Published: Apr 11, 2012
By Christian Berthelsen
Of DOW JONES NEWSWIRES
Analysts and traders expect government data scheduled for release
Thursday to show a slightly larger-than-average build in natural-gas
inventories.
The U.S. Energy Information Administration is expected to
report that 25.5 billion cubic feet of gas were added to storage during the week
ended April 6, according to the average prediction of 17 analysts and traders in
a Dow Jones Newswires survey.
The EIA is scheduled to release its storage
data Thursday at 10:30 a.m. EDT.
The survey's median result was a build
of 23 billion cubic feet, with a high estimate of a 40-bcf build and a low of a
19-bcf injection. The storage estimate is seven bcf higher than last year's
build in storage for the same week and 3.5 bcf higher than the 22-bcf five-year
average build for that week.
If the storage estimate is correct,
inventories as of April 6 will total 2.505 trillion cubic feet, 59.8% above the
five-year average and 56.6% above last year's level for the same
week.
Warmer-than-normal temperatures and robust production have weakened
supply-demand fundamentals and left stored inventories at record levels.
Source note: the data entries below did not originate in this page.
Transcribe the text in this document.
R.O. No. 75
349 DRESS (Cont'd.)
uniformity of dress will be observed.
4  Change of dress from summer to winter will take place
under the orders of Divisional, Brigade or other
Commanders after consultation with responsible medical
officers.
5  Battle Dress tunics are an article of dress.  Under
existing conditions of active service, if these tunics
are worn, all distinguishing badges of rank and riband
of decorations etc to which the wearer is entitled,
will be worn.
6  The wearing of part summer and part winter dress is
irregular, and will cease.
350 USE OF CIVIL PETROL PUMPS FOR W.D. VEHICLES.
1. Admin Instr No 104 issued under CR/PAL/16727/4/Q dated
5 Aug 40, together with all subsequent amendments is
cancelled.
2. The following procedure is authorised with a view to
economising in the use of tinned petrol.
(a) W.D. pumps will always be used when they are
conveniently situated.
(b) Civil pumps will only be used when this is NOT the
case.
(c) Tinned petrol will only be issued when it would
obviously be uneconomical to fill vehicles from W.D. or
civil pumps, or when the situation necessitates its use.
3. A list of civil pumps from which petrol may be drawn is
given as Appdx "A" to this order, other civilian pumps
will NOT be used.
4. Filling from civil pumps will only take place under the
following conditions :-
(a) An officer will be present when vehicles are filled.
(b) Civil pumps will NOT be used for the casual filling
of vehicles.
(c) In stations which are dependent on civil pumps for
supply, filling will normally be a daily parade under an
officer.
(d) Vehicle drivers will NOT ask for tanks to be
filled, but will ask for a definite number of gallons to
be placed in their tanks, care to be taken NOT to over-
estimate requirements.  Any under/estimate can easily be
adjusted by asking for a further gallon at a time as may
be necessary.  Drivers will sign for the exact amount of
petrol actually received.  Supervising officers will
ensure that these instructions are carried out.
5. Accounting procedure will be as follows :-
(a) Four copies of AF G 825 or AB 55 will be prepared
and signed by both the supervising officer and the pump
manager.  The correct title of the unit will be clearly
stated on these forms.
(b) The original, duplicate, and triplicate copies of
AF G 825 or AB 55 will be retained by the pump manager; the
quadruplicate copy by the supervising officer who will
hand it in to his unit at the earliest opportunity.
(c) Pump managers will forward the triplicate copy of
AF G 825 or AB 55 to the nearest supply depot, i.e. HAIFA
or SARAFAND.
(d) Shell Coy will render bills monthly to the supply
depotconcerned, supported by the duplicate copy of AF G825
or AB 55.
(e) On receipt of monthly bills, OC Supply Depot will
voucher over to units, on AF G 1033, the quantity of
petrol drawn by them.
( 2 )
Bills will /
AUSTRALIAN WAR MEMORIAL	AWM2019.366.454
Prices
have plummeted as a result, with natural-gas futures breaking below $2/MMBtu
Wednesday for the first time since January 2002 and cash-market prices at some
physical hubs also trading well below that. Market weakness is expected to
continue for the foreseeable future, as above-normal temperatures in the eastern
U.S. undercut late-season heating demand.
"Given the strong supply/weak
demand imbalance in place, [natural gas] is unable to encourage buyers back into
the market," research firm Summit Energy said in a note.